I will not be your English Céline Varens.

It’s all well and good to have their feelings out in the open, but Jane’s still in a precarious position.

While arranging my hair, I looked at my face in the glass, and felt it no longer plain: there was hope in its aspect, and life in its colour: and my eyes seemed as if they had beheld the font of fruition, and borrowed beams from the lustrous ripple. I had often been unwilling to look at my master, because I feared he could not be pleased at my look; but I was sure I might lift my face to his now, and not cool his affection by its expression.

Naturally, Jane’s running on a high the next morning, bursting with goodwill to all and sundry. There’s still one thing that bugs her, though: Mrs. Fairfax clearly has the wrong idea about it all, and is thus distressed that Jane is making a grave error.

“Jane, you look blooming, and smiling, and pretty,” said he: “truly pretty this morning. Is this my pale little elf? Is this my mustard-seed? This little sunny-faced girl with the dimpled cheek and rosy lips; the satin-smooth hazel hair, and radiant hazel eyes?” (I had green eyes, reader; but you must excuse the mistake: for him they were new-dyed, I suppose)
“It is Jane Eyre, sir.”
“Soon to be Jane Rochester,” he added; “in four weeks, Janet, not a day more. Do you hear that?”
I did, and I could not quite comprehend it; it made me giddy. The feeling, the announcement sent through me, was something stronger than was consistent with joy – something that smote and stunned: it was, I think, almost fear.

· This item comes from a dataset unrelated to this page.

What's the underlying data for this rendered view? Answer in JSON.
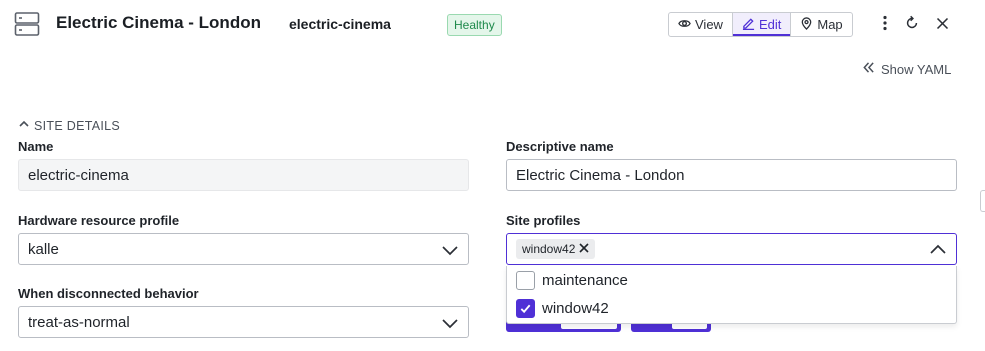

She’s entering a new phase of life, and that can be scary! But she also senses it might all be too good to be true.

“You blushed, and now you are white, Jane: what is that for?”
“Because you gave me a new name – Jane Rochester; and it seems so strange.”
“Yes, Mrs. Rochester,” said he; “young Mrs. Rochester – Fairfax Rochester’s girl-bride.”
“It can never be, sir; it does not sound likely. Human beings never enjoy complete happiness in this world. I was not born for a different destiny to the rest of my species: to imagine such a lot befalling me is a fairy tale – a day-dream.”

Even Mr. Rochester highlights her youth…but as that will not go uncommented on, I’ll save my thoughts on that for later.

“[…] This morning I wrote to my banker in London to send me certain jewels he has in his keeping, – heir-looms for the ladies of Thornfield. In a day or two I hope to pour them into your lap: for every privilege, every attention shall be yours, that I would accord a peer’s daughter, if about to marry her.”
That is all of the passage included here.